What's My Next Step?
Apply the full 9-step Startup Opportunity Scanner to your company's expansion candidates. Start with your broad category, enumerate sub-niches, run the qualification tests, and present the winning vertical with a complete Jobs-to-be-Done roadmap. The framework turns vague product intuition into a structured opportunity thesis.
// FREQUENTLY ASKED QUESTIONS
Can I use this framework for B2B product expansion, not just consumer startups?
Yes — adapt the terminology. 'Niche' becomes a specific industry vertical or job role. 'CVS Shelf Heuristic' becomes 'look at which business expenses are the biggest line items.' 'Fish Where the Fish Are' translates to targeting industries with legacy software and high switching costs.

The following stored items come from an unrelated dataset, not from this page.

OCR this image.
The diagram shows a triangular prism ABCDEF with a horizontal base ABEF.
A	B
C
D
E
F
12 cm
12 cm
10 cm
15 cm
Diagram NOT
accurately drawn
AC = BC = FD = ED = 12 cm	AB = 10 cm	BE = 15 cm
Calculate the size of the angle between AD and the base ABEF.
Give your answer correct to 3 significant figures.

The core logic — underserved audience, proven spending, sharp pain — applies identically to B2B product expansion.
How do I convince stakeholders to go vertical instead of staying horizontal?
Present the framework's evidence: vertical products win because specificity is the moat. Show competitors in your space that succeeded by going vertical (Veeva in pharma CRM, Toast in restaurant POS). Run the Niche Qualification Test live in a stakeholder meeting — the three questions force a concrete conversation about whether the audience is truly underserved, has budget, and feels sharp pain.
How many niches should I evaluate before committing to one?
The framework suggests enumerating all obvious sub-niches in step one (typically 8–15), then filtering through the Fish Where the Fish Are test and the three-question Niche Qualification Test. Usually 2–4 survive the filters. From those, pick the one with the strongest builder-market fit — which for a PM means the closest alignment to your company's existing capabilities, data assets, and distribution channels.